Peters advocates third-party oversight of the project, perhaps in the form of the Public Service Commission. In Montana, electric cooperatives are not regulated by the PSC, but that's not the case in Wyoming. In Wyoming, the state PSC has no authority over in-state co-ops but it does regulate out-of-state cooperatives that serve Wyoming customers. Because Beartooth provides electricity for 328 Wyoming customers, the Montana co-op falls under the latter classification.

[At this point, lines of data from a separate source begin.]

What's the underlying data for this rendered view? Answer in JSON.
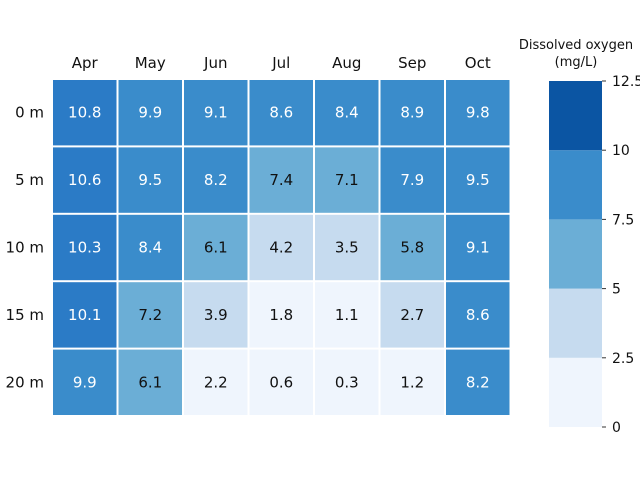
{
  "chart_data": {
    "type": "heatmap",
    "x_categories": [
      "Apr",
      "May",
      "Jun",
      "Jul",
      "Aug",
      "Sep",
      "Oct"
    ],
    "y_categories": [
      "0 m",
      "5 m",
      "10 m",
      "15 m",
      "20 m"
    ],
    "values": [
      [
        10.8,
        9.9,
        9.1,
        8.6,
        8.4,
        8.9,
        9.8
      ],
      [
        10.6,
        9.5,
        8.2,
        7.4,
        7.1,
        7.9,
        9.5
      ],
      [
        10.3,
        8.4,
        6.1,
        4.2,
        3.5,
        5.8,
        9.1
      ],
      [
        10.1,
        7.2,
        3.9,
        1.8,
        1.1,
        2.7,
        8.6
      ],
      [
        9.9,
        6.1,
        2.2,
        0.6,
        0.3,
        1.2,
        8.2
      ]
    ],
    "colorbar": {
      "title_line1": "Dissolved oxygen",
      "title_line2": "(mg/L)",
      "ticks": [
        "0",
        "2.5",
        "5",
        "7.5",
        "10",
        "12.5"
      ],
      "bounds": [
        0,
        2.5,
        5,
        7.5,
        10,
        12.5
      ],
      "colors": [
        "#eff5fd",
        "#c6dbef",
        "#6baed6",
        "#3a8ccb",
        "#2b7bc6"
      ],
      "top_color": "#0b55a3"
    },
    "text_color_dark": "#111111",
    "text_color_light": "#ffffff"
  }
}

But Daryl Zlomke, assistant administrator of Wyoming's PSC, said Highwood and the loans to pay for it are not likely to hit their radar. Since the facility will be built outside Wyoming and loans will be secured under the auspices of SME, the project is one step removed from PSC jurisdiction, he said.

In Knoblock's view, PSC involvement would merely add an extra layer of administration and unnecessary duplication.

He acknowledges that some might view rural co-ops as "backwoods," but with 16-17 years experience as a board member he has no doubts about the co-op's due diligence.

"I would put the co-ops up against any big corporation that tries to do something like this," he said. "There are impressive people involved."

Facing the future

More than a decade ago, when Montana's hydroelectric facilities hit the auction block, a group of cooperatives made a bid for them. The bid was way low, Evans said, but he doubts the dams would have gone to the co-ops even had they bid competitively. In the end, the hydro facilities were sold to PPL Montana for roughly $800 million - the current estimate for the Highwood plant, but they produce 10 times the electricity.

"It sounded awful expensive at the time," Evans said. "And we were in the middle of a great contract."

Since then, that "great contract" has begun to sunset. In July of this year, the co-ops lost a portion of their cheap Bonneville power and replaced it with electricity from PPL. At the same time, high fuel and material costs have translated into rate increases for co-op customers with more increases on the horizon.

According to Prinkki, the whole region faces a shrinking energy pool, sooner rather than later.

"We thought we would have adequate resources through 2013," he said. "But we'll be power-constrained a year from now."